С начала восхождения все шло хорошо. 5-го августа группа вышла на вершину. Однако, со спуском возникли проблемы. Стала резко портиться погода. Благодаря радиосвязи команды с базовым лагерем известно все, что происходило наверху буквально по часам. Стало темнеть, усилился ветер, ухудшилась видимость. Идти вниз в таких условиях женщины не решились. Из радиосообщения Эльвиры: «Видимость плохая – 20 – 30 метров. Сомневаемся в направлении спуска. Мы приняли решение поставить палатки, что уже и сделали. Палатки поставили тандемом и устроились. Надеемся просмотреть путь спуска при улучшении погоды». Немного позднее она добавила: «Думаю, не замерзнем. Надеюсь, ночевка будет не очень серьезной. Чувствуем себя хорошо».

А потом случилось самое страшное. Не дождавшись улучшения погоды, к вечеру 6-го августа группа начала спуск. После полуночи начался сильнейший, редкий по своей мощи ураган. Укрытия не было. Палатки были разорваны в клочья. Из радиосвязи в 15:15: «Нам очень холодно… Вырыть пещеру не можем… Копать нечем. Двигаться не можем… Рюкзаки унесло ветром…» Команда оказалась в безвыходном положении.

В базовом лагере срочно были организованы спасательные отряды из добровольцев.
Лучшие альпинисты мира – русские, французы, британцы, австрийцы, американцы и японцы пытались подойти к терпящей бедствие группе. Не удалось. Никому не удалось.

Не помогли. Не защитили. Не уберегли. Не смогли. Допустили. Проморгали… Вся команда погибла. Об этом много написано. Могу лишь добавить, что чувствую и свою вину – не уговорил, не убедил, не остановил.
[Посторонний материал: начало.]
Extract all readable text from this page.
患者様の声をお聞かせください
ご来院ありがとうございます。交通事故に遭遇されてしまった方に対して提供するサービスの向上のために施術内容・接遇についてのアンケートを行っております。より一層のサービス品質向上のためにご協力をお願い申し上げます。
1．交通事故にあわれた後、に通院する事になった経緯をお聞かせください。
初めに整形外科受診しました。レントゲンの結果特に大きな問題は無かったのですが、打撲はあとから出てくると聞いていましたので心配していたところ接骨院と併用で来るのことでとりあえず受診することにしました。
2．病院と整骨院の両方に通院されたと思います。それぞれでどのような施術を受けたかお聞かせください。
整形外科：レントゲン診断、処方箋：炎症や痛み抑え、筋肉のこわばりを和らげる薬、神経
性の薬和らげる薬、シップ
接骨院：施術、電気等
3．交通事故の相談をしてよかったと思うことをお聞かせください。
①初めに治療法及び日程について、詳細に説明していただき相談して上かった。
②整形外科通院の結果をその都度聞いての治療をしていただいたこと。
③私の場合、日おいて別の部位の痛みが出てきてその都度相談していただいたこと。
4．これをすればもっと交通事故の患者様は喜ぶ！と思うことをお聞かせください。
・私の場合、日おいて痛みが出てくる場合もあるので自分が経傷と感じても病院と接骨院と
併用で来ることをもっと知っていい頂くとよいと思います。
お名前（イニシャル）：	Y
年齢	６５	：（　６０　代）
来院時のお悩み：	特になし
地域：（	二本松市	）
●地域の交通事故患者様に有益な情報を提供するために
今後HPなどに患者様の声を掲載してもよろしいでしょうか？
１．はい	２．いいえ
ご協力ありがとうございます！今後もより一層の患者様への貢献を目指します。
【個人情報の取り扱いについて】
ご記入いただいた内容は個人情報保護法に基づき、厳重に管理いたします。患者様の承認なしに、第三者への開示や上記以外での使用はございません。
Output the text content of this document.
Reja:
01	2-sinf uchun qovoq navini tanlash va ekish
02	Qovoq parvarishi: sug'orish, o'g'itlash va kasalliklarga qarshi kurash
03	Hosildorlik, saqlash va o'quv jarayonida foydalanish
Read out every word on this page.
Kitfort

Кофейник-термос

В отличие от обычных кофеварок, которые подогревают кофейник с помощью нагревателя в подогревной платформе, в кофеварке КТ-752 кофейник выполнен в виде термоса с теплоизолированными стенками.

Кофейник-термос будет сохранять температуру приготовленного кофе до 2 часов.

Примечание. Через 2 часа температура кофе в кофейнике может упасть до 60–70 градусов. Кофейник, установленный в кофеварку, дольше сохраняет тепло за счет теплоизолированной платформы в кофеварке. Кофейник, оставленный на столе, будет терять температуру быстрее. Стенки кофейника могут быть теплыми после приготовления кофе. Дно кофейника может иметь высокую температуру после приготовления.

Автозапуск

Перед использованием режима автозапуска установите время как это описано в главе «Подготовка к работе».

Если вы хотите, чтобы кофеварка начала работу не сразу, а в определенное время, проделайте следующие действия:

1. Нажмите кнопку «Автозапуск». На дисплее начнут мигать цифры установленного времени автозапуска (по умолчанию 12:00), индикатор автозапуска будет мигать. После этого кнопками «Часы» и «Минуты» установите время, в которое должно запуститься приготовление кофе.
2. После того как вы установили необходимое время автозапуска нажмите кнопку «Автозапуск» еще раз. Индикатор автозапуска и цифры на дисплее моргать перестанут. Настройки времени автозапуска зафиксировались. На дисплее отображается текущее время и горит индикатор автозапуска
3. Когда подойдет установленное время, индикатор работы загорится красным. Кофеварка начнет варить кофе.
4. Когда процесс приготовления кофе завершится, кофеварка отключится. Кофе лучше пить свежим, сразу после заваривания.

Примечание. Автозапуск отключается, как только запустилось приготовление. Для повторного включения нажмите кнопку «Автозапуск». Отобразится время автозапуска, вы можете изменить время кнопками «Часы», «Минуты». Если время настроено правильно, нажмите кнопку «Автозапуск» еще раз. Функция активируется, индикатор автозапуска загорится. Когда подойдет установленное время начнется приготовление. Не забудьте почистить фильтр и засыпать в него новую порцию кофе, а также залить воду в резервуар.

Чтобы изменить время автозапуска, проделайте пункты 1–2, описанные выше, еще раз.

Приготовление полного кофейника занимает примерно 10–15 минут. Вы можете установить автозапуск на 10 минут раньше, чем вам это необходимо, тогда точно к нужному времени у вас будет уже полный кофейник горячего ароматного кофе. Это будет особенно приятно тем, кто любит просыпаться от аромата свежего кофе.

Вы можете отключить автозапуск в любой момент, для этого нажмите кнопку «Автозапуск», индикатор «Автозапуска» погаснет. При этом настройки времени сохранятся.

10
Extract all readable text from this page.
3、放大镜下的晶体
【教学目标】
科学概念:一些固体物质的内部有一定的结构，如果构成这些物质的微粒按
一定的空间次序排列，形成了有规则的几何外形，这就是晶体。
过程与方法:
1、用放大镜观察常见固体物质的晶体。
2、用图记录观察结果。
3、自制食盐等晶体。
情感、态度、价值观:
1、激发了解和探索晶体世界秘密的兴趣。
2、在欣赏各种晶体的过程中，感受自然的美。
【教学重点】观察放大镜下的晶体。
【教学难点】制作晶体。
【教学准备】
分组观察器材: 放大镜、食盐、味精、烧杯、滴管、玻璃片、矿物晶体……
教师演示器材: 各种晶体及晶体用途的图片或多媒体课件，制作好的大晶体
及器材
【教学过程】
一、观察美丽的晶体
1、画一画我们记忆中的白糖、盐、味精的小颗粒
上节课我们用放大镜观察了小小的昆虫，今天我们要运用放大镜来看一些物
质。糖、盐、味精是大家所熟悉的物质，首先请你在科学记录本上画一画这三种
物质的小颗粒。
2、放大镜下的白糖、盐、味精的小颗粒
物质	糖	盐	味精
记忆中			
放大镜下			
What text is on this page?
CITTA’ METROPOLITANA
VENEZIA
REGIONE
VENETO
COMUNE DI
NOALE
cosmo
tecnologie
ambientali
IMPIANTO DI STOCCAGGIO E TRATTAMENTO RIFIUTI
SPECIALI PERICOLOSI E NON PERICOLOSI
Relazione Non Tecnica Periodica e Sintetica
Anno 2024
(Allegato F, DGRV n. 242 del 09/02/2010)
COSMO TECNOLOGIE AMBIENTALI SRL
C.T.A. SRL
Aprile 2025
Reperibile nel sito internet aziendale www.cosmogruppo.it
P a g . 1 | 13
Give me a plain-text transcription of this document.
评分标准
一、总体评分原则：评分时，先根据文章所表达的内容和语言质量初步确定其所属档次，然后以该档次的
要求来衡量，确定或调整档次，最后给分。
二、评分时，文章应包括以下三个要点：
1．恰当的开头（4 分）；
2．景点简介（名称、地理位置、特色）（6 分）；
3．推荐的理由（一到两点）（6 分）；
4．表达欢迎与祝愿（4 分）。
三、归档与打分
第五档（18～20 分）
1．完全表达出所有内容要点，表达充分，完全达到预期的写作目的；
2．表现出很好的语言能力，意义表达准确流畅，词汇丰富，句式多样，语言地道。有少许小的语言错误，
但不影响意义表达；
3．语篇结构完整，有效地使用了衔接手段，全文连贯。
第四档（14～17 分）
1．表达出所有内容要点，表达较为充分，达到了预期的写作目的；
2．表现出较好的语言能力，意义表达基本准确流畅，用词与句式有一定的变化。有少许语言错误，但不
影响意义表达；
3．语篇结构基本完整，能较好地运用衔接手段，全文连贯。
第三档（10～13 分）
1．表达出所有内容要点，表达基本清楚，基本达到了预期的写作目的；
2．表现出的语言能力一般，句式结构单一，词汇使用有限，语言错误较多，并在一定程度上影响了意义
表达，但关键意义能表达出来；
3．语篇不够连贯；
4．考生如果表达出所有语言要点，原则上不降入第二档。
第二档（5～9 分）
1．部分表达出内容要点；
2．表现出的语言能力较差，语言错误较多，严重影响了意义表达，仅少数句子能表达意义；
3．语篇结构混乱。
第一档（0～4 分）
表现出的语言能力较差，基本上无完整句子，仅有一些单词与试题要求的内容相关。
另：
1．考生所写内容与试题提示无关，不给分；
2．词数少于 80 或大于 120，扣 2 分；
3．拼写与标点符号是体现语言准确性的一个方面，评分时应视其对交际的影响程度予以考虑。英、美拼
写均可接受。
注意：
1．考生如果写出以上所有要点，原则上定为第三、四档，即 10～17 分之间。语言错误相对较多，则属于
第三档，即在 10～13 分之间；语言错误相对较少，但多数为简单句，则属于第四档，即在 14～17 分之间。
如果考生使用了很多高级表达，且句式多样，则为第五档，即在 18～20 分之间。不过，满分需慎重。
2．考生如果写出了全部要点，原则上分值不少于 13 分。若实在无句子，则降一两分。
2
Прости меня, Эля.

Команду Эли Шатаевой похоронили у подножия пика Ленина, в урочище Ачик-Таш, на «Поляне эдельвейсов».

Вечная тебе память, милая Эля.
Вечная память твоим подругам: Нине Васильевой, Валентине Фатеевой, Ирине Любимцевой, Галине Переходюк, Татьяне Бардашевой, Людмиле Манжаровой и Ильсияр Мухамедовой.
Спите спокойно рядом со своей последней покоренной горой.

Автор: Сергеев Юрий | слов 2567 | метки: , , , , , , , , , , , , , , , , ,

комментариев 2

  1. Локшин Борис
    16/12/2020 18:25:16

    Юра! Очень сильно написано. Можно сказать, пронзительно. Всегда так: женщины выбирают смертельный риск, а вину чувствуют мужики.

  2. Отвечает Сергеев Юрий
    16/12/2020 23:01:13

    Хорошее слово «пронзительно». Спасибо, Боря.